16. Aux termes de l'article L. 612-6 du code de l'entrée et du séjour des étrangers et du droit d'asile : " Lorsqu'aucun délai de départ volontaire n'a été accordé à l'étranger, l'autorité administrative assortit la décision portant obligation de quitter le territoire français d'une interdiction de retour sur le territoire français. Des circonstances humanitaires peuvent toutefois justifier que l'autorité administrative n'édicte pas d'interdiction de retour. / Les effets de cette interdiction cessent à l'expiration d'une durée, fixée par l'autorité administrative, qui ne peut excéder cinq ans à compter de l'exécution de l'obligation de quitter le territoire français, et dix ans en cas de menace grave pour l'ordre public ". Aux termes de l'article L. 612-10 du même code : " Pour fixer la durée des interdictions de retour mentionnées aux articles L. 612-6 et L. 612-7, l'autorité administrative tient compte de la durée de présence de l'étranger sur le territoire français, de la nature et de l'ancienneté de ses liens avec la France, de la circonstance qu'il a déjà fait l'objet ou non d'une mesure d'éloignement et de la menace pour l'ordre public que représente sa présence sur le territoire français. () ".

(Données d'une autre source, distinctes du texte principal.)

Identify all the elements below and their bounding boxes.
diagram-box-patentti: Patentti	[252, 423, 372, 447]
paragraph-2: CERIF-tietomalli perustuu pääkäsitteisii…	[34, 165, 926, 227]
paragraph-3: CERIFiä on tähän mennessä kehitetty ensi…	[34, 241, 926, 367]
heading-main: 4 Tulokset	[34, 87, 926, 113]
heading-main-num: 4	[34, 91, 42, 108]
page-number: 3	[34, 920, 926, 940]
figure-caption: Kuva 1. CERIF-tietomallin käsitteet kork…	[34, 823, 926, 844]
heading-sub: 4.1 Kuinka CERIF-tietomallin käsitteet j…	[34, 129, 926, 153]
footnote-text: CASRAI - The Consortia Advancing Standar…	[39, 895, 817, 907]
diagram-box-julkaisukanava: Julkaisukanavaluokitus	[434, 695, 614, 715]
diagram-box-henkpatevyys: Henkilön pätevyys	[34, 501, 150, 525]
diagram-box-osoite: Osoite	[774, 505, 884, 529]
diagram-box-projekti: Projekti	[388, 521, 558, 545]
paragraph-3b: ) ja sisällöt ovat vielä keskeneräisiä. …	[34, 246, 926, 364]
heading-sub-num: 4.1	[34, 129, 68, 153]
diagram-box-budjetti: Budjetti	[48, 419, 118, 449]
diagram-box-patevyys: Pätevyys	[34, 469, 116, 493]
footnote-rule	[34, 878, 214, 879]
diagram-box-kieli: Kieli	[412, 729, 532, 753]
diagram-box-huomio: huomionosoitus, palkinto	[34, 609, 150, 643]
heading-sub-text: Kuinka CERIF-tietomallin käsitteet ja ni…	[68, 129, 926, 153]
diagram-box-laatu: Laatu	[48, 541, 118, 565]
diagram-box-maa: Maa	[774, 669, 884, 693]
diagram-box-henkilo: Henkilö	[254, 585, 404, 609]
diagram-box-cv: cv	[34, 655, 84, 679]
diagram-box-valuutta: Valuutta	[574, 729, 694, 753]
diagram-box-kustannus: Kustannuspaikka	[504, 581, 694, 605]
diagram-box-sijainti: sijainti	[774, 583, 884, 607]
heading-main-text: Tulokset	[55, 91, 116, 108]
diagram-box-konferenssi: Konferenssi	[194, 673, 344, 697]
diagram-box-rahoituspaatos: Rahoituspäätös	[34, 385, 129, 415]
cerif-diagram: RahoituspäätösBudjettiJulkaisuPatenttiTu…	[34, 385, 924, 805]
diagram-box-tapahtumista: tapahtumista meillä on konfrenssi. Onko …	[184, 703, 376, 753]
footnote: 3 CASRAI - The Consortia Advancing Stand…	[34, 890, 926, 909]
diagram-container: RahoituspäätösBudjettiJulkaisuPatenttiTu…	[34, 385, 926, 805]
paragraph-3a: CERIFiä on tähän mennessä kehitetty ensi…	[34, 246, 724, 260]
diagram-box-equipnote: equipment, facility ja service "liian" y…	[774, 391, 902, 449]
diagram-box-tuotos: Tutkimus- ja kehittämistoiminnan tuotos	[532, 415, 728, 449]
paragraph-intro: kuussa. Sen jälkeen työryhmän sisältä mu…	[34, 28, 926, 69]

17. En dépit de la relation qu'il a pu entretenir avec une ressortissante française avec laquelle il a eu un enfant qui est aujourd'hui placé auprès de l'aide sociale à l'enfance, M. B, qui ne justifie pas entretenir des liens avec cet enfant, n'a séjourné sur le territoire français que depuis 2021, sans jamais chercher à régulariser sa situation administrative et sans se soumettre à trois précédentes mesures d'éloignement. Il ne justifie d'aucune insertion sociale particulière en France et a déjà fait l'objet de deux condamnations pénales. Dans ces conditions, le préfet du Finistère n'a pas commis d'erreur d'appréciation en lui faisant interdiction de retour sur le territoire français pendant cinq ans.

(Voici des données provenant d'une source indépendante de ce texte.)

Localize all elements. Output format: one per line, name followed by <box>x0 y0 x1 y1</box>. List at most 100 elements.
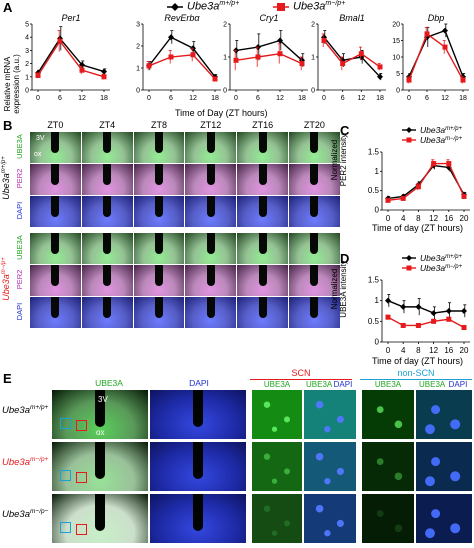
micrograph-tile <box>30 297 81 328</box>
third-ventricle-shape <box>206 297 215 319</box>
x-tick-label: 12 <box>189 95 197 102</box>
panel-d-xlabel: Time of day (ZT hours) <box>372 356 464 366</box>
third-ventricle-shape <box>103 297 112 319</box>
series-line <box>37 37 105 74</box>
x-tick-label: 20 <box>460 214 469 223</box>
y-tick-label: 0 <box>311 88 315 95</box>
third-ventricle-shape <box>154 233 163 255</box>
third-ventricle-shape <box>51 265 60 287</box>
x-tick-label: 6 <box>256 95 260 102</box>
x-tick-label: 18 <box>298 95 306 102</box>
micrograph-tile <box>289 265 340 296</box>
data-point <box>168 54 174 60</box>
micrograph-tile <box>133 297 185 328</box>
x-tick-label: 6 <box>58 95 62 102</box>
y-tick-label: 0 <box>223 88 227 95</box>
chart-d: 0 0.5 1 1.5 0 4 8 12 16 20 <box>368 276 470 355</box>
series-line <box>37 39 105 78</box>
micrograph-tile <box>52 442 148 491</box>
micrograph-tile <box>30 196 81 227</box>
third-ventricle-shape <box>154 196 163 218</box>
y-tick-label: 3 <box>136 22 140 29</box>
x-tick-label: 18 <box>211 95 219 102</box>
series-line <box>387 162 465 202</box>
third-ventricle-shape <box>206 265 215 287</box>
x-tick-label: 6 <box>169 95 173 102</box>
top-legend: Ube3am+/p+ Ube3am−/p+ <box>163 0 383 14</box>
panel-a-xlabel: Time of Day (ZT hours) <box>175 108 268 118</box>
third-ventricle-shape <box>206 132 215 154</box>
data-point <box>415 303 422 310</box>
third-ventricle-shape <box>103 233 112 255</box>
x-tick-label: 16 <box>444 214 453 223</box>
legend-square <box>406 265 412 271</box>
micrograph-tile <box>237 265 288 296</box>
scn-roi-box <box>76 524 87 535</box>
micrograph-tile <box>81 265 133 296</box>
micrograph-tile <box>252 442 302 491</box>
data-point <box>340 61 346 67</box>
data-point <box>377 73 383 80</box>
third-ventricle-shape <box>310 164 319 186</box>
third-ventricle-shape <box>95 494 105 532</box>
y-tick-label: 1 <box>136 66 140 73</box>
series-line <box>387 316 465 329</box>
x-tick-label: 20 <box>460 346 469 355</box>
x-tick-label: 0 <box>322 95 326 102</box>
x-tick-label: 8 <box>416 214 421 223</box>
label-3v: 3V <box>36 135 45 142</box>
micrograph-tile <box>362 390 414 439</box>
scn-roi-box <box>76 472 87 483</box>
micrograph-tile <box>81 132 133 163</box>
micrograph-tile <box>252 494 302 543</box>
third-ventricle-shape <box>193 494 203 532</box>
label-3v: 3V <box>98 395 108 404</box>
micrograph-tile <box>289 196 340 227</box>
micrograph-tile <box>185 164 237 195</box>
micrograph-tile <box>237 233 288 264</box>
data-point <box>358 51 364 57</box>
third-ventricle-shape <box>258 196 267 218</box>
panel-letter-c: C <box>340 123 350 138</box>
third-ventricle-shape <box>95 442 105 480</box>
third-ventricle-shape <box>258 265 267 287</box>
x-tick-label: 12 <box>78 95 86 102</box>
chart-title: Bmal1 <box>339 14 365 23</box>
data-point <box>461 193 467 199</box>
data-point <box>431 318 437 324</box>
data-point <box>445 308 452 314</box>
chart-legend: Ube3am+/p+Ube3am−/p+ <box>402 253 463 273</box>
micrograph-tile <box>362 494 414 543</box>
third-ventricle-shape <box>51 132 60 154</box>
panel-c-xlabel: Time of day (ZT hours) <box>372 223 464 233</box>
data-point <box>321 38 327 43</box>
data-point <box>79 67 85 73</box>
y-tick-label: 2 <box>136 44 140 51</box>
third-ventricle-shape <box>206 164 215 186</box>
column-header: DAPI <box>189 378 209 388</box>
chart-title: RevErbα <box>164 14 200 23</box>
data-point <box>430 310 437 317</box>
data-point <box>190 52 196 58</box>
data-point <box>255 54 261 60</box>
channel-label-per2: PER2 <box>15 269 24 290</box>
third-ventricle-shape <box>154 164 163 186</box>
x-tick-label: 0 <box>147 95 151 102</box>
chart-c: 0 0.5 1 1.5 0 4 8 12 16 20 <box>368 148 470 223</box>
column-header-zt12: ZT12 <box>200 120 222 130</box>
micrograph-tile <box>52 390 148 439</box>
y-tick-label: 0 <box>396 88 400 95</box>
y-tick-label: 1.5 <box>368 276 380 285</box>
data-point <box>442 44 448 50</box>
chart-title: Per1 <box>61 14 80 23</box>
sub-header: DAPI <box>333 380 353 389</box>
y-tick-label: 0 <box>25 88 29 95</box>
third-ventricle-shape <box>154 132 163 154</box>
legend-label: Ube3am−/p+ <box>420 135 463 145</box>
micrograph-tile <box>185 233 237 264</box>
data-point <box>385 314 391 320</box>
legend-diamond <box>406 255 412 261</box>
panel-letter-a: A <box>3 0 13 15</box>
third-ventricle-shape <box>310 132 319 154</box>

18. Il résulte de ce qui précède que les conclusions tendant à l'annulation de cette interdiction de retour sur le territoire français doivent être rejetées.

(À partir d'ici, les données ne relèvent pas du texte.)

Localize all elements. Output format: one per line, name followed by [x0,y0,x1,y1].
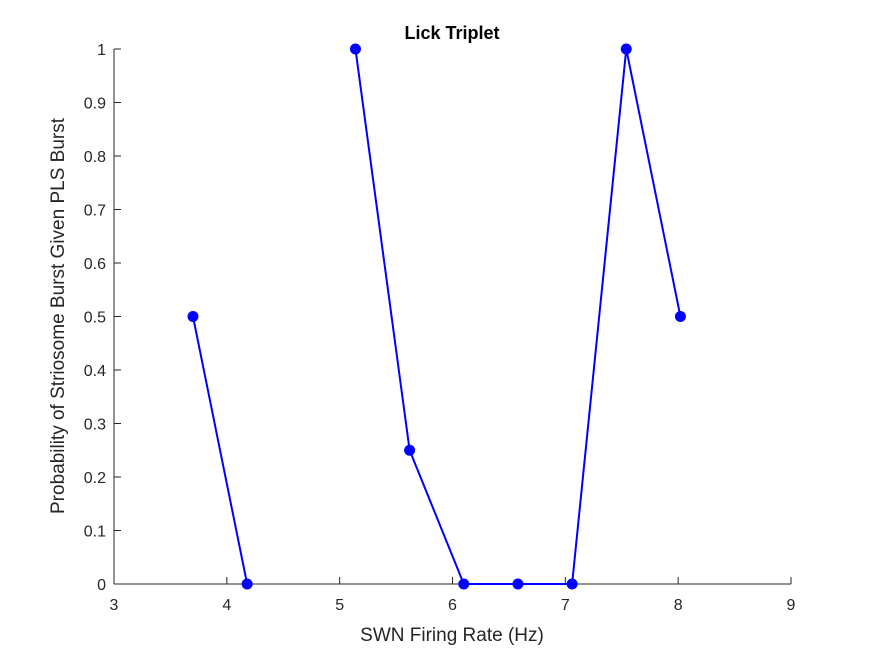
x-tick-label: 9 [787,597,796,614]
y-tick-label: 0.7 [84,203,106,220]
y-tick-label: 0.9 [84,96,106,113]
chart-title: Lick Triplet [404,23,499,43]
x-tick-label: 5 [335,597,344,614]
data-point [349,43,361,55]
x-tick-label: 4 [222,597,231,614]
data-point [458,578,470,590]
axes [113,49,791,585]
series-line [354,48,682,585]
data-point [241,578,253,590]
x-axis-label: SWN Firing Rate (Hz) [360,625,544,646]
data-point [512,578,524,590]
plot-area [187,43,686,590]
y-tick-label: 0.6 [84,256,106,273]
data-point [674,311,686,322]
x-tick-label: 3 [110,597,119,614]
x-tick-label: 8 [674,597,683,614]
y-tick-label: 0.8 [84,149,106,166]
data-point [404,444,416,456]
data-point [187,311,199,322]
data-point [620,43,632,55]
y-axis-ticks: 0 0.1 0.2 0.3 0.4 0.5 0.6 0.7 0.8 0.9 1 [84,42,121,594]
y-tick-label: 0.2 [84,470,106,487]
y-tick-label: 0.1 [84,524,106,541]
y-tick-label: 0.4 [84,363,106,380]
x-tick-label: 7 [561,597,570,614]
x-tick-label: 6 [448,597,457,614]
y-tick-label: 0 [97,577,106,594]
series-line [192,316,249,585]
y-tick-label: 1 [97,42,106,59]
x-axis-ticks: 3 4 5 6 7 8 9 [110,577,796,614]
y-tick-label: 0.5 [84,310,106,327]
y-tick-label: 0.3 [84,417,106,434]
y-axis-label: Probability of Striosome Burst Given PLS… [48,117,69,514]
data-point [566,578,578,590]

19. Il résulte de tout ce qui précède, sans qu'il soit besoin d'examiner la recevabilité de la requête, que les conclusions de celle-ci tendant à l'annulation de l'arrêté du 4 avril 2025 doivent être rejetées. Il en va de même, par voie de conséquence, des conclusions aux fins d'injonction.

D E C I D E :

Article 1er : La requête de M. B est rejetée.

Article 2 : Le présent jugement sera notifié à M. A B et au préfet du Finistère.

Délibéré après l'audience du 27 juin 2025, où siégeaient :

M. Labouysse, président,

M. Bouju, premier conseiller,

Mme René, première conseillère.

Rendu public par mise à disposition au greffe le 18 juillet 2025.

Le rapporteur,

signé

D. Bouju Le président,

signé

D. Labouysse

La greffière,

signé

É. Fournet

La République mande et ordonne au préfet du Finistère en ce qui le concerne ou à tous commissaires de justice à ce requis en ce qui concerne les voies de droit commun, contre les parties privées, de pourvoir à l'exécution de la présente décision.